Os motoristas de caminhão não são os melhores juízes para diagnosticar sua própria apnéia do sono, relata um novo estudo. A pesquisa mostrou que o autodiagnóstico e os relatos de sintomas ficaram muito aquém de determinar a apnéia do sono quando comparados com os testes caseiros. Apenas 4 por cento de 517 motoristas de veículos comerciais na Austrália relataram um diagnóstico anterior de apnéia do sono. O estudo encontrou outros 41% quando os motoristas foram testados com monitores domésticos.

A apneia obstrutiva do sono (AOS) tem sido associada a um maior risco de acidentes com veículos motorizados. Em dezembro, a Federal Motor Carrier Safety Administration (FMCSA) anunciou novas regras para horas máximas de trabalho por turno e períodos de descanso obrigatórios para motoristas de caminhão. O FMCSA reduziu em 12 horas o número máximo de horas de um caminhoneiro. Os motoristas de caminhão também tiveram um intervalo obrigatório de pelo menos 30 minutos a cada oito horas trabalhadas.

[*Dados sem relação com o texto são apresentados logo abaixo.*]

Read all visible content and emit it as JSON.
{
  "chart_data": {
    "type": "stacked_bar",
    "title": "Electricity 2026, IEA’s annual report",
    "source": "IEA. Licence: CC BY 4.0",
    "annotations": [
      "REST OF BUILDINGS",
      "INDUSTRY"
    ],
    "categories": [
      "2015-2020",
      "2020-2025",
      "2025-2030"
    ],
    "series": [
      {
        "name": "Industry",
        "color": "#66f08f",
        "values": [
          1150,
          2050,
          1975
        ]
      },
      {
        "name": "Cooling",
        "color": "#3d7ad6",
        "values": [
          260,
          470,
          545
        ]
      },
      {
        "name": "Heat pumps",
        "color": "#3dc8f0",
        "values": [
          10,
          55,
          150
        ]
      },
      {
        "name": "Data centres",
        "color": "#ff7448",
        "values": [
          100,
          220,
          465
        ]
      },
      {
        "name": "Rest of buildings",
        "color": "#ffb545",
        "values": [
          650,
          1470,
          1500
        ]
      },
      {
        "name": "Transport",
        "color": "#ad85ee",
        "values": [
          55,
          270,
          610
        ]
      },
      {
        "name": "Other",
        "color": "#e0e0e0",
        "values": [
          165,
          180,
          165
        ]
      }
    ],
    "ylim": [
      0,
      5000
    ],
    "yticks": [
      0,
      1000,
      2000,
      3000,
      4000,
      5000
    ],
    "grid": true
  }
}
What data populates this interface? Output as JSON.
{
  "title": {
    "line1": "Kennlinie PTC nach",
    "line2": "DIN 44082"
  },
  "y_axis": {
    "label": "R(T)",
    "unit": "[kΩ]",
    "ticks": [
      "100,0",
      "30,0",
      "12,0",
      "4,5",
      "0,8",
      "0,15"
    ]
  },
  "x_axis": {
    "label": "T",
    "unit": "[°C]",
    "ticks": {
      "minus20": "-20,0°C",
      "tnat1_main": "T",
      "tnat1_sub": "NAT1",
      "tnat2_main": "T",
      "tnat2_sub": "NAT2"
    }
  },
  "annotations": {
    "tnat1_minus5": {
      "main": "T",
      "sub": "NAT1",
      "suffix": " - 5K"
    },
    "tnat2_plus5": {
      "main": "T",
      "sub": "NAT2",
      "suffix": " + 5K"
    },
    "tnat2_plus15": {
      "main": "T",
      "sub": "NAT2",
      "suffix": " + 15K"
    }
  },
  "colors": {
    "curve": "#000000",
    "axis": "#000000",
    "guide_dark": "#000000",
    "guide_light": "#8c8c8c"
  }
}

Os caminhoneiros do estudo australiano trabalharam em média 65 horas por semana. Quando pesquisados, 40 por cento dos motoristas disseram que tiveram problemas para ficar acordados enquanto dirigiam no último mês. Dos operadores comerciais com diagnóstico de apneia do sono, menos da metade utilizou terapia de pressão positiva contínua nas vias aéreas (CPAP). CPAP é o tratamento de primeira linha para apneia do sono.

O estudo foi publicado na edição de abril da revista SLEEP. Descubra se você está sob risco de apnéia do sono . Obtenha ajuda para apneia do sono em um centro de sono credenciado pela AASM .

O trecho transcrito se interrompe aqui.